Alors que Reagan tournait des films d’entraînement dans l’armée, la carrière cinématographique de sa femme montait en flèche. Au cours de ses premières années à Hollywood, Wyman avait été distribuée dans des rôles mineurs qui mettaient en valeur son attrait physique, mais en 1945, elle a été applaudie pour un rôle sérieux, celui de la fiancée d’un alcoolique dans Le Week-end perdu. Elle reçoit des avis favorables pour ce film et pour The Yearling (1946), pour lequel elle est nommée aux Oscars. Deux ans plus tard, dans ce que les critiques considèrent comme son meilleur rôle, elle remporte l’Oscar de la meilleure actrice dans un étonnant portrait d’une adolescente violée, sourde et muette, dans Johnny Belinda.
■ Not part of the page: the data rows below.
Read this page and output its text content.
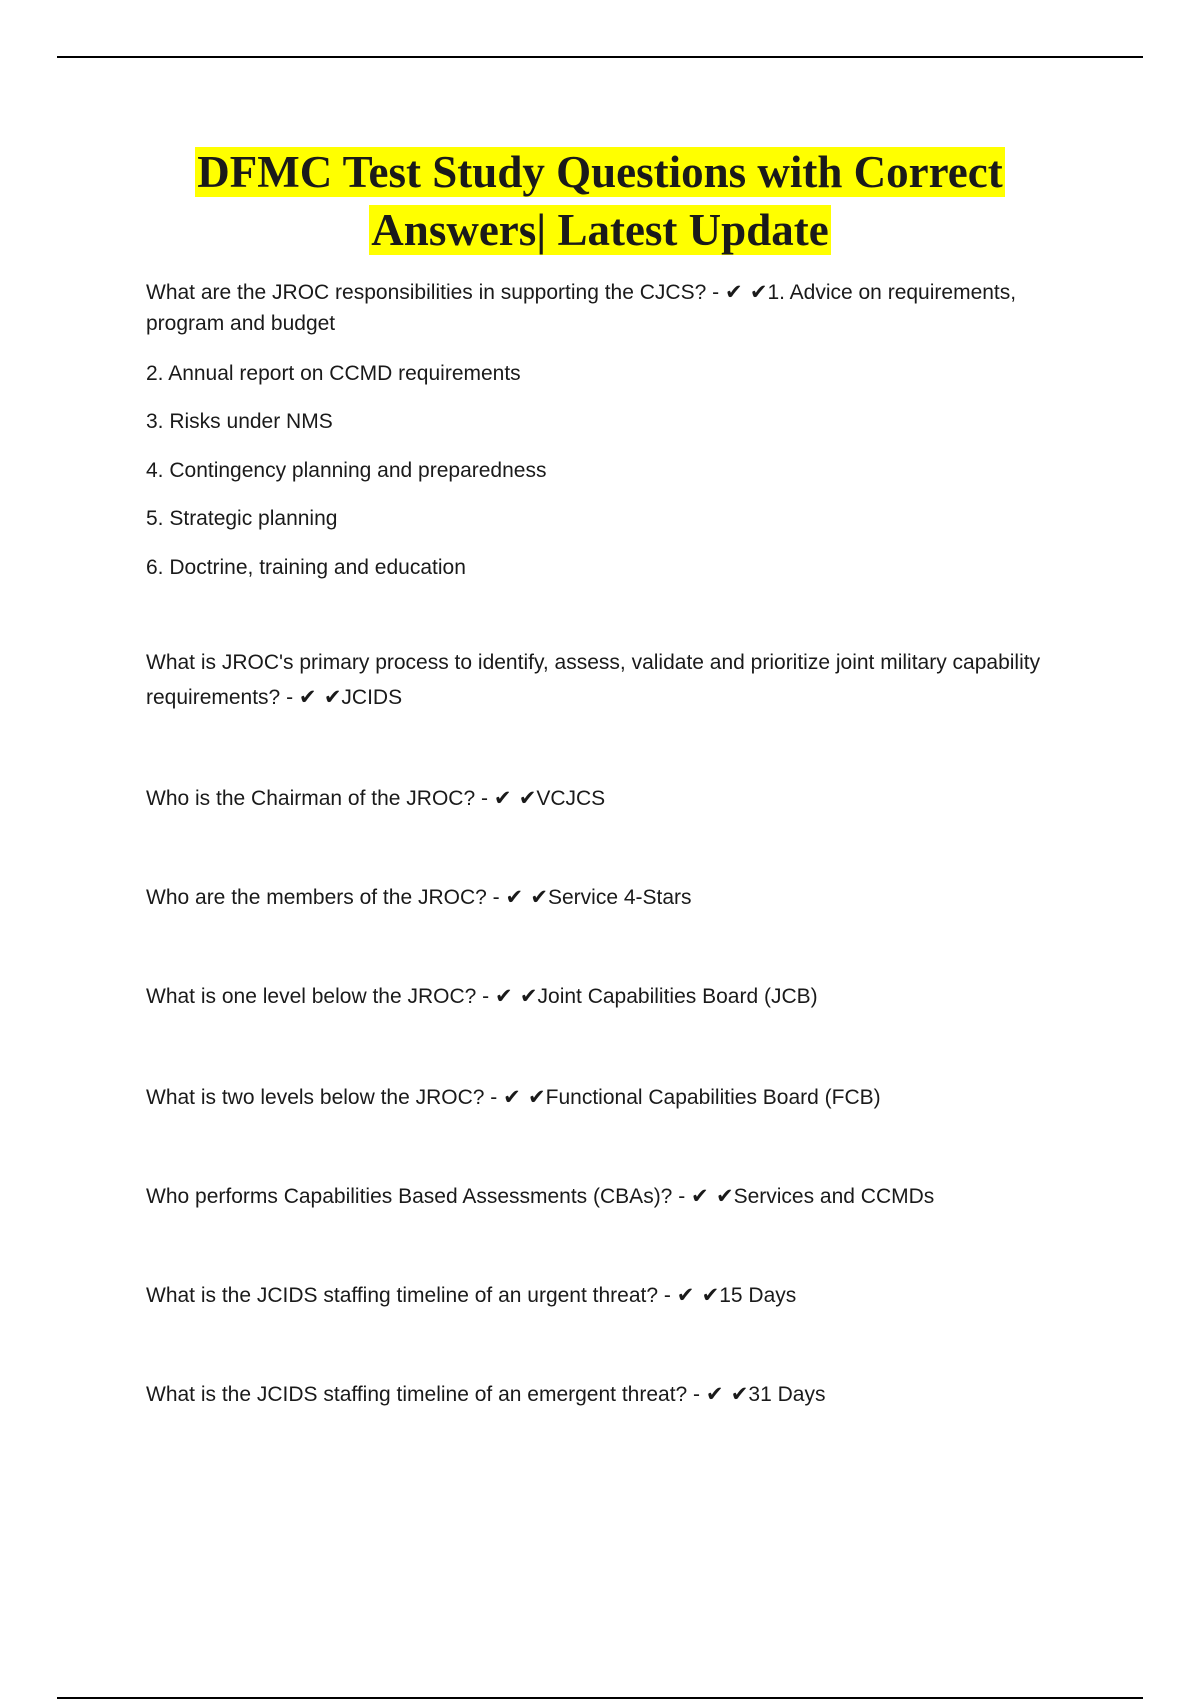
DFMC Test Study Questions with Correct
Answers| Latest Update

What are the JROC responsibilities in supporting the CJCS? - ✔ ✔1. Advice on requirements, program and budget

2. Annual report on CCMD requirements
3. Risks under NMS
4. Contingency planning and preparedness
5. Strategic planning
6. Doctrine, training and education
What is JROC's primary process to identify, assess, validate and prioritize joint military capability requirements? - ✔ ✔JCIDS
Who is the Chairman of the JROC? - ✔ ✔VCJCS
Who are the members of the JROC? - ✔ ✔Service 4-Stars
What is one level below the JROC? - ✔ ✔Joint Capabilities Board (JCB)
What is two levels below the JROC? - ✔ ✔Functional Capabilities Board (FCB)
Who performs Capabilities Based Assessments (CBAs)? - ✔ ✔Services and CCMDs
What is the JCIDS staffing timeline of an urgent threat? - ✔ ✔15 Days
What is the JCIDS staffing timeline of an emergent threat? - ✔ ✔31 Days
Alors que Wyman gravit les échelons supérieurs de la célébrité cinématographique et que Reagan se bat pour retrouver sa popularité d’avant-guerre, leur mariage s’effondre. Ils ont divorcé en 1948. Quatre ans plus tard, après une période que Reagan décrit comme la plus malheureuse de sa vie, il commence à fréquenter l’actrice Nancy Davis. Elle avait connu un succès modéré dans dix films et avait reçu de bonnes critiques pour The Next Voice You Hear (1950) et Night into Morning (1951). Mais elle abandonna sa carrière d’actrice pour Reagan : ils se marièrent le 4 mars 1952. Ils ont eu deux enfants : Patricia, dite Patti Davis, née en 1952 et Ronald Prescott, né en 1958.
La nature optimiste de Reagan se réaffirme après son mariage avec Nancy Davis. Mais il a éprouvé des difficultés avec sa carrière. Reagan avait signé un contrat pluriannuel d’un million de dollars avec Warner Brothers grâce à Kings Row, qui était sorti en 1942 alors que Reagan était dans l’armée. Le public qui avait grandi pendant les années de guerre connaissait à peine Reagan, qui s’est battu avec Warner Brothers pour ses rôles dans les films et a fini par quitter le studio. Reagan se considérait comme un acteur dramatique, mais il était plus efficace dans des films plus légers, obtenant de bonnes critiques pour ses performances dans The Voice of the Turtle (1947) et The Girl From Jones Beach (1949). Il offre une performance convaincante dans le rôle du lanceur de baseball épileptique Grover Cleveland Alexander dans The Winning Team (1952) à une époque où le nom de la maladie ne pouvait être mentionné à l’écran.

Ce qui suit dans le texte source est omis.